Friday, May 29, 2009

Things Your Children Probably Shouldn't Be Telling Us, Part 1

So we were working on time in the 1-2s this week. Today, the kids named and ordered various units of time, from milliseconds and seconds up to centuries and millenniums, and explained what they knew of the relationships between them, using nice NUMBER SENTENCES (60 sec = 1 min, 1 day = 24 hours, etc). On the whole, they did quite well, though why "half an hour" and "5 minutes" don't count as separate units of time was a bit mysterious for a few of our first graders. Next year--

Anyhow, after this lead-in, I asked children to fill out a sheet about time units. The structure was simple enough. "It takes about one SECOND to..." was the first one, and kids were supposed to think of an activity that takes about one second. Then they followed it with one minute, one hour, and one day.

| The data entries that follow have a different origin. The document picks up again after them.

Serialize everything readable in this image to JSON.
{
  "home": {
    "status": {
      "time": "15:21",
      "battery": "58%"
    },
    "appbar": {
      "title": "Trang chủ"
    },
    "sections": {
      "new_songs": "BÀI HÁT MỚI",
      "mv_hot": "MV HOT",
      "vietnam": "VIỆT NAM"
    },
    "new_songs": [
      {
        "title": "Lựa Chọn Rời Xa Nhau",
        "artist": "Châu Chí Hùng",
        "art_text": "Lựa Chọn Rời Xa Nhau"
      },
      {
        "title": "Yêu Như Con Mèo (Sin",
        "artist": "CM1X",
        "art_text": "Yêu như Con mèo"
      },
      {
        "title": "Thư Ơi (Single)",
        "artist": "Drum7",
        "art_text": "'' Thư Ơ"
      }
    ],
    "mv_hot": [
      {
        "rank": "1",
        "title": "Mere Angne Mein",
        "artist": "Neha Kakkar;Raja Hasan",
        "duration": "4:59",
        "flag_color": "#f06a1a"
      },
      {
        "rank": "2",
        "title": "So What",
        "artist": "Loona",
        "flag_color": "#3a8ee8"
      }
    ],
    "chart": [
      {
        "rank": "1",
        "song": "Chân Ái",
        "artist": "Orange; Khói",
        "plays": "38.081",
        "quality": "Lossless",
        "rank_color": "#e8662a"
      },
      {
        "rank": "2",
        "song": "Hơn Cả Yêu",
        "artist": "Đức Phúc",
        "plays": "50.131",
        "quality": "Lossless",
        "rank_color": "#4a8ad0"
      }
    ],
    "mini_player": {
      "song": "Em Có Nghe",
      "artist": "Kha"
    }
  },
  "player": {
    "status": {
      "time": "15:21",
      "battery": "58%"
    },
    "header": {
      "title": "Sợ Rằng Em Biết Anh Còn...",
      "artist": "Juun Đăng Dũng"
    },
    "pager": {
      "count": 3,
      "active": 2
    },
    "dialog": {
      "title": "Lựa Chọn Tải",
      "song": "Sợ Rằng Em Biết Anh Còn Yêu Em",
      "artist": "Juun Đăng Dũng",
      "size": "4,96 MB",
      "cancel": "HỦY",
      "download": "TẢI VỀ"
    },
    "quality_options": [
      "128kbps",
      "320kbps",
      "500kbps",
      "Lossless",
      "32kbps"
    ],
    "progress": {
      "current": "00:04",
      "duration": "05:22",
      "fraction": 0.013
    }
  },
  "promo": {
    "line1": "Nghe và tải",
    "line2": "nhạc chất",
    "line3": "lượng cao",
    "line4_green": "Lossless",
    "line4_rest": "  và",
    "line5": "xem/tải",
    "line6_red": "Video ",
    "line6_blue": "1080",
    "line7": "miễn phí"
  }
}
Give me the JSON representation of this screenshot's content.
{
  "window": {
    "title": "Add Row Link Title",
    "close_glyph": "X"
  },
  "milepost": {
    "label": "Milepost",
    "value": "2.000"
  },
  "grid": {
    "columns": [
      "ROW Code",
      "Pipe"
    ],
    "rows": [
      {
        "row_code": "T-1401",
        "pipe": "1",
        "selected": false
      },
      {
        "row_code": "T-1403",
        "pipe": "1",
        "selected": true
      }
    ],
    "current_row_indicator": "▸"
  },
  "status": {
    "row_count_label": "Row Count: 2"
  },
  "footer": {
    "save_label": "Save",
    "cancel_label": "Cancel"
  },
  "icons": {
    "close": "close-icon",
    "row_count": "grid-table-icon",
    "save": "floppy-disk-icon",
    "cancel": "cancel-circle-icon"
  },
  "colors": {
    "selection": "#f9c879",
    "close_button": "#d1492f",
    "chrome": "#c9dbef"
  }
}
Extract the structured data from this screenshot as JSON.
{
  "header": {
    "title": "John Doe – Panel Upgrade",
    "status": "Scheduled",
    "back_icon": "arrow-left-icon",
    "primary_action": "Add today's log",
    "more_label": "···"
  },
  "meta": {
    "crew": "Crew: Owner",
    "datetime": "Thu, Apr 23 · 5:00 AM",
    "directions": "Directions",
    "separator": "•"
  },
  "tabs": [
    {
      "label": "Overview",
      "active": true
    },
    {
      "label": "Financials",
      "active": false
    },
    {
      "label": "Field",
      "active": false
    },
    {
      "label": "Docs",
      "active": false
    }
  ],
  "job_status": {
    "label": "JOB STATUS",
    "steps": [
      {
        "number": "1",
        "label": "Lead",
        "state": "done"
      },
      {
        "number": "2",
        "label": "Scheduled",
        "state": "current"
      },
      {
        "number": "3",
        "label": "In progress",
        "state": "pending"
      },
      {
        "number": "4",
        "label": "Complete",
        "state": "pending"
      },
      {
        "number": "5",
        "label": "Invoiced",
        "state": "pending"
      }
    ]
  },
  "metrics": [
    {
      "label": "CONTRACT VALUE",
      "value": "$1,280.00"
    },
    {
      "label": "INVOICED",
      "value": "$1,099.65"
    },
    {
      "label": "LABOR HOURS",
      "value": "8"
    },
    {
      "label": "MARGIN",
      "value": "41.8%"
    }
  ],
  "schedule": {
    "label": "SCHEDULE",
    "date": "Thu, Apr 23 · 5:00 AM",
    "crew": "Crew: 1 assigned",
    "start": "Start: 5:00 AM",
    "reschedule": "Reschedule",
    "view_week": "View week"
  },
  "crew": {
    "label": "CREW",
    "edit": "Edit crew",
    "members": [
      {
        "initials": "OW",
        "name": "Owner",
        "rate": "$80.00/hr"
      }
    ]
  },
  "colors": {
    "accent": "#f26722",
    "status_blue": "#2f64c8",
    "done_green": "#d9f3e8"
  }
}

The responses were fun and revealing of children's understanding: one second to "squash a bug," "pick up a feather," or "say four letters of the alphabet," one hour to "clean my room" or "draw a perfect picture" (quick, tell Picasso!), one day to "make a really good sculpture."

My personal favorite, though? "It takes about one minute to do my homework." Given that mathups, reading, and spelling alone are supposed to take at least 20-25 minutes each night, this is the sort of statement that is perhaps better left unsaid. Ah well--by high school I'm sure this child will have figured that out!